First, I think it's important to note that actual legal liability is going to vary case-by-case, it's never so simple as "They were the engineer, it's their fault." In situations where something happens and lawsuits are drawn up, they're probably going to name every single company who is at all related, and all key people in those companies responsible for the design. However, I think I can give some general insight based on my experiences and what I've been told in legal liability training.
Personally, I lay the majority of the blame in this situation on the owner, who uses plans that are years old without having anyone qualified look at them and update them. I've seen (small) issues with this in my position. Drawings are completed and sent to another department for approval, and for whatever reason, they sit on an application engineer's desk for months, sometimes close to or upwards of a year. The drawings are then sent out as-is, but internal changes that have been made to drawing standards since the drawings were originally updated aren't complied with. These are minor issues, but it's easy to see this occurring on a larger time scale and with more serious consequences.
The drawings should be dated. That's fairly common practice, and this is one good reason why. We want to know when the drawings were made, to determine what things have changed since that design, whether that be standards, codes, laws, or simply interfacing parts. If the drawings are made to the codes and standards in place at that time, I don't see how the engineer can be held responsible for that design, unless it can be shown that the engineer had knowledge of the code needing a revision for safety issues. In this case, making the print fit the code isn't good enough, because we know the code won't prevent some issues.
It really comes down to the fact that, in the design process, every consideration towards safety needs to be taken, and where risk cannot be eliminated, it needs to be made clear what the risk is and how it can be mitigated by the end-user.

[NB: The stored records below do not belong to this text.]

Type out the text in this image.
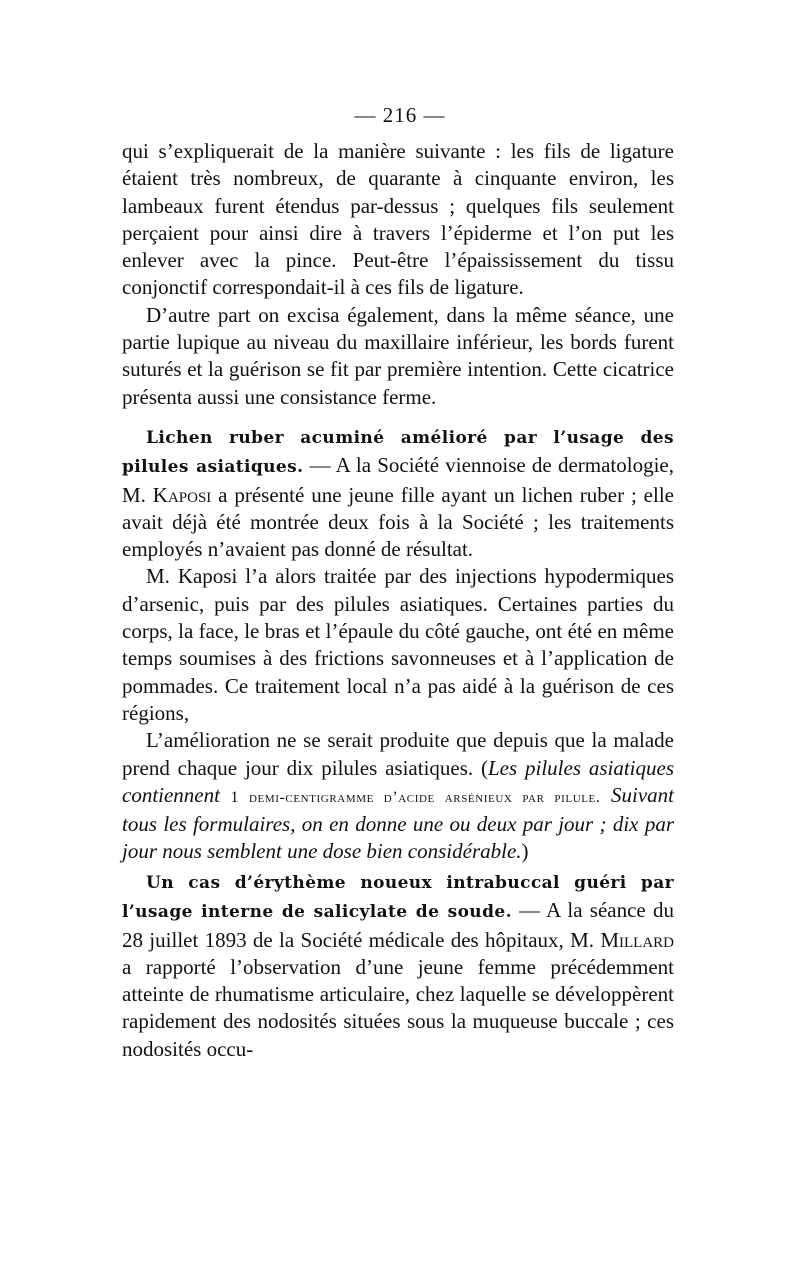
— 216 —

qui s’expliquerait de la manière suivante : les fils de ligature étaient très nombreux, de quarante à cinquante environ, les lambeaux furent étendus par-dessus ; quelques fils seulement perçaient pour ainsi dire à travers l’épiderme et l’on put les enlever avec la pince. Peut-être l’épaississement du tissu conjonctif correspondait-il à ces fils de ligature.

D’autre part on excisa également, dans la même séance, une partie lupique au niveau du maxillaire inférieur, les bords furent suturés et la guérison se fit par première intention. Cette cicatrice présenta aussi une consistance ferme.

Lichen ruber acuminé amélioré par l’usage des pilules asiatiques. — A la Société viennoise de dermatologie, M. Kaposi a présenté une jeune fille ayant un lichen ruber ; elle avait déjà été montrée deux fois à la Société ; les traitements employés n’avaient pas donné de résultat.

M. Kaposi l’a alors traitée par des injections hypodermiques d’arsenic, puis par des pilules asiatiques. Certaines parties du corps, la face, le bras et l’épaule du côté gauche, ont été en même temps soumises à des frictions savonneuses et à l’application de pommades. Ce traitement local n’a pas aidé à la guérison de ces régions,

L’amélioration ne se serait produite que depuis que la malade prend chaque jour dix pilules asiatiques. (Les pilules asiatiques contiennent 1 demi-centigramme d’acide arsénieux par pilule. Suivant tous les formulaires, on en donne une ou deux par jour ; dix par jour nous semblent une dose bien considérable.)

Un cas d’érythème noueux intrabuccal guéri par l’usage interne de salicylate de soude. — A la séance du 28 juillet 1893 de la Société médicale des hôpitaux, M. Millard a rapporté l’observation d’une jeune femme précédemment atteinte de rhumatisme articulaire, chez laquelle se développèrent rapidement des nodosités situées sous la muqueuse buccale ; ces nodosités occu-
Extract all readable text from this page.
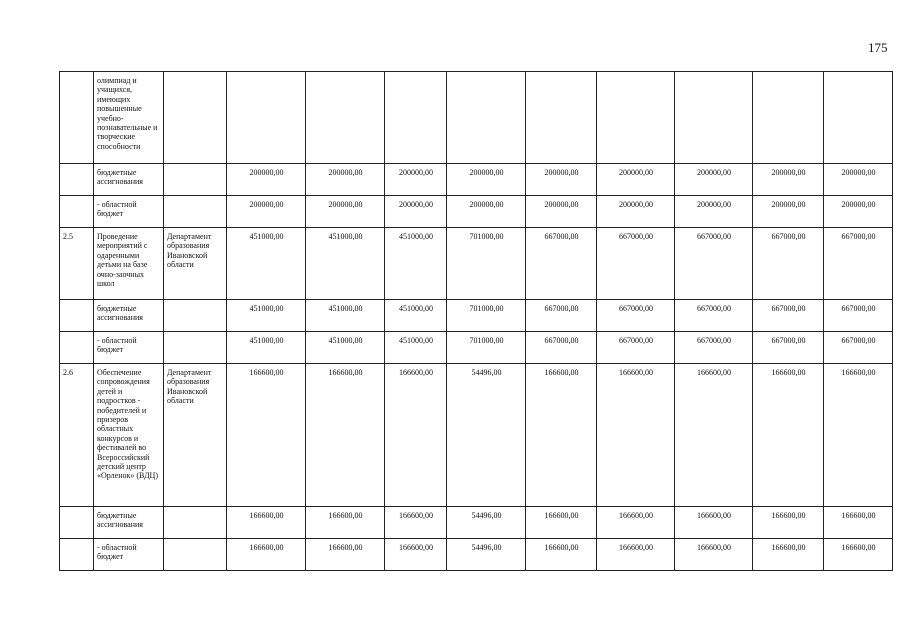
175
	олимпиад и учащихся, имеющих повышенные учебно-познавательные и творческие способности										
	бюджетные ассигнования		200000,00	200000,00	200000,00	200000,00	200000,00	200000,00	200000,00	200000,00	200000,00
	- областной бюджет		200000,00	200000,00	200000,00	200000,00	200000,00	200000,00	200000,00	200000,00	200000,00
2.5	Проведение мероприятий с одаренными детьми на базе очно-заочных школ	Департамент образования Ивановской области	451000,00	451000,00	451000,00	701000,00	667000,00	667000,00	667000,00	667000,00	667000,00
	бюджетные ассигнования		451000,00	451000,00	451000,00	701000,00	667000,00	667000,00	667000,00	667000,00	667000,00
	- областной бюджет		451000,00	451000,00	451000,00	701000,00	667000,00	667000,00	667000,00	667000,00	667000,00
2.6	Обеспечение сопровождения детей и подростков - победителей и призеров областных конкурсов и фестивалей во Всероссийский детский центр «Орленок» (ВДЦ)	Департамент образования Ивановской области	166600,00	166600,00	166600,00	54496,00	166600,00	166600,00	166600,00	166600,00	166600,00
	бюджетные ассигнования		166600,00	166600,00	166600,00	54496,00	166600,00	166600,00	166600,00	166600,00	166600,00
	- областной бюджет		166600,00	166600,00	166600,00	54496,00	166600,00	166600,00	166600,00	166600,00	166600,00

On the second point, this sounds like a very gray area, and I really couldn't discuss any legal aspects of this. But I will say that I think, if an engineer knows that the design being built is out-of-date and could cause issues in some manner, they have an ethical responsibility to contact someone still affiliated with the project and apprise them of the situation. It may not be their legal responsibility, but I think it's clearly the right thing to do.
It should almost go without saying that any engineer still affiliated with the project has the same obligation, only stronger, to say that the designs need to be updated and they cannot be used in their current form.
To give some context for this, the main product that my company manufactures can be extremely dangerous in its operating environment. Guarding is absolutely required unless the product is entirely shielded by other parts of the machine. The guarding itself may vary slightly from company to company, but its largely the same because it's governed by an ISO standard. However, this standard has changed over the years, and even the organization that creates the primary standard has changed. This means that we have old designs which feature old guarding that are still active in our system. We have one employee who is extremely knowledgeable about the industry and in particular the safety codes and even sits on some safety committees. He makes sure that new designs comply with the guarding standards and that old products are updated as necessary. Sometimes this means going so far as to tell the customer that we won't sell them this product if they won't let us update the guarding (newer guarding is in some cases more expensive). He isn't always the most popular person, but this is his job, and that's how we manage our code compliance in a world where codes and standards are not consistent.